OK. So now it turns out that, according to her attorney, Madlyn Primoff, the high-powered lawyer from Scarsdale, had only intended to scare her squabbling 12-year-old and ten-year-old daughters a little when she evicted them from her car in downtown White Plains. But by the time she drove around the block, the children were gone.
The 12-year-old caught up with the car somehow, but the ten-year-old already was at a police station when Primoff reported her missing. Primoff spent a night in jail; then the whole family was reunited.
Here's what almost certainly will happen next:
● Primoff tells the judge how sorry she is and what a lesson this has been to her.
● The case either is dismissed outright, or she gets an adjournment in contemplation of dismissal.
● Child Protective Services (CPS) continues to do nothing.
Case closed.
All that is as it should be.
But here's how it would play out had this been an impoverished Black mother who left her children in downtown Yonkers:
● The criminal case is dismissed - but the kids stay in foster care, where they've been from day one. Because Yonkers police notified the child abuse hotline immediately, and CPS launched a full-scale investigation. Within 48 hours, the children are interrogated, stripsearched and thrown into their first foster home – separated indefinitely from everyone they know and love. (After all, if mom is "unstable" enough to throw her kids out of the car …)

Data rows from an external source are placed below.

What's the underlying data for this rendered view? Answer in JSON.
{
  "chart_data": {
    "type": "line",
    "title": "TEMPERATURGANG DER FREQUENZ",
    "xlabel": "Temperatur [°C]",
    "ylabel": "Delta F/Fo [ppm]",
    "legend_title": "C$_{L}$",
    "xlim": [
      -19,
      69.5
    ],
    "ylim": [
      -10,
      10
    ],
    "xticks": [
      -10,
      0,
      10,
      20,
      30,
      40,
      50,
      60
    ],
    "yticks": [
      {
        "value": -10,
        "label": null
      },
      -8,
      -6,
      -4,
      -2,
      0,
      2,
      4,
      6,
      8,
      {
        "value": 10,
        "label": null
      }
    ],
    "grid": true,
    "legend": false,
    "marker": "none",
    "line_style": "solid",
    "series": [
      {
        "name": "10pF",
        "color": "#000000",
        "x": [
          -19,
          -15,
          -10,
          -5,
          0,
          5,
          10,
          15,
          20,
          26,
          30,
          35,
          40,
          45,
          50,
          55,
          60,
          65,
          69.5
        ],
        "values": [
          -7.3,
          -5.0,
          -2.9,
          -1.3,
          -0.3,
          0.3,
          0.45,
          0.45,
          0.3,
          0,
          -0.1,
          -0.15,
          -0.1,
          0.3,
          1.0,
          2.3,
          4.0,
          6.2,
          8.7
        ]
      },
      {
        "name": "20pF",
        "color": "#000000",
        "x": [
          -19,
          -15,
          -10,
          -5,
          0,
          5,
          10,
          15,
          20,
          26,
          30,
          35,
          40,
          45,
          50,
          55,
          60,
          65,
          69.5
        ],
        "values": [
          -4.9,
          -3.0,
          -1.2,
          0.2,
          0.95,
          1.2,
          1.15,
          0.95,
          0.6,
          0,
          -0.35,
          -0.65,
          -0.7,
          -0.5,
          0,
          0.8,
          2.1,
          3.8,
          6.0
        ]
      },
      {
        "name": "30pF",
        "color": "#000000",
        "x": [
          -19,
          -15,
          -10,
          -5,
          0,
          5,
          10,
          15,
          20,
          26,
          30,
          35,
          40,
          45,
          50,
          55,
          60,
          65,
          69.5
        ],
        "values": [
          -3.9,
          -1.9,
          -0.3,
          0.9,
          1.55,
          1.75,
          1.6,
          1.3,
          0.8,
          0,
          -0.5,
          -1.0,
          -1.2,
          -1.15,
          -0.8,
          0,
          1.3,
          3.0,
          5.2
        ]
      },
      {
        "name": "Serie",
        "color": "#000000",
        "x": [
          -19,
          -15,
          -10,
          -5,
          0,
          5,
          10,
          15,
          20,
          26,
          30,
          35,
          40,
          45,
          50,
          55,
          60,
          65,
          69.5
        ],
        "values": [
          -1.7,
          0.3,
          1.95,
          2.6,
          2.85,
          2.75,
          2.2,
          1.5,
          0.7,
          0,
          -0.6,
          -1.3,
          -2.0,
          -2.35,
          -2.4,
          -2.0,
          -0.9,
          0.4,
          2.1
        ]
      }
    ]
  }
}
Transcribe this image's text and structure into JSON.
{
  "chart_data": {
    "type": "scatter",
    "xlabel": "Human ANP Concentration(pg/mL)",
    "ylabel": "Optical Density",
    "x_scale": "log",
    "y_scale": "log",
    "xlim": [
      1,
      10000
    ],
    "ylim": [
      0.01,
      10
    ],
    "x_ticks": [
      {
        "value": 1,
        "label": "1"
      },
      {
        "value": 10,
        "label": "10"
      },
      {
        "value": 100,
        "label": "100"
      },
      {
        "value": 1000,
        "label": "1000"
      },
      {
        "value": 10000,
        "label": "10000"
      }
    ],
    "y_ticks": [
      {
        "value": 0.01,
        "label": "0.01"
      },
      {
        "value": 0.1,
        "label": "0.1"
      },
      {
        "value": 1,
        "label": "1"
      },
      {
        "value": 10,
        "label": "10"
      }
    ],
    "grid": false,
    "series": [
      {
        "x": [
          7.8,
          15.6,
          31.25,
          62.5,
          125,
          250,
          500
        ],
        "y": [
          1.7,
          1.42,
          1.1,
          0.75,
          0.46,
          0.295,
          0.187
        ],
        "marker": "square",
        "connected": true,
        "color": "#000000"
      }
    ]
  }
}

●The criminal case has no bearing on Family Court, where, days later, they're still waiting for the results of the "psychological evaluation" of mom. (After all, if she'd do something like throw her kids out of the car…)
●The "psych eval" finds "borderline temperament disorder." I'm making up the diagnosis – but these kinds of evaluations always find something. See the current issue of Child Welfare Watch for an excellent discussion of how they really work in New York. Or check out the Michigan Race Equity Review, which documents cut-and-paste psych evals, in which evaluators take boilerplate they wrote about one case and apply it to another.
● So mom is sent to counseling, parent education and, especially "anger management." (Because if she was mad enough to throw the kids out of the car…)
● The kids stay in foster care. If they're lucky, they get to see mom once a week for an hour, under supervision.
● More months go by as mom completes her "service plan." The kids have been split up and sent to separate foster homes. The ten-year-old is on at least one psychiatric medication, in order to control her anger and depression, which, of course, was caused by being taken from her mother and thrown into foster care.
BEST CASE:
● One year later, the family is reunited. By now, the children are in still another foster home. Several studies indicate odds are at least one in three that one of them has been abused in foster care.
OR
●Mom finally finishes jumping through all the hoops. But now CPS decides it doesn't like mom's housing, and she's not getting her kids back until she finds a better place to live. Nationwide, several studies have found that 30 percent of America's foster children could be home right now, if their parents had decent housing.
OR
● Because of all the time spent complying with the CPS "service plan," and visits scheduled only during working hours, Mom loses her job. She can't get her kids back until she finds another one.
And that's why we need to start treating cases involving poor people the way we treat cases involving rich people. That's why we need to put Child Protective Services on a "Scarsdale diet."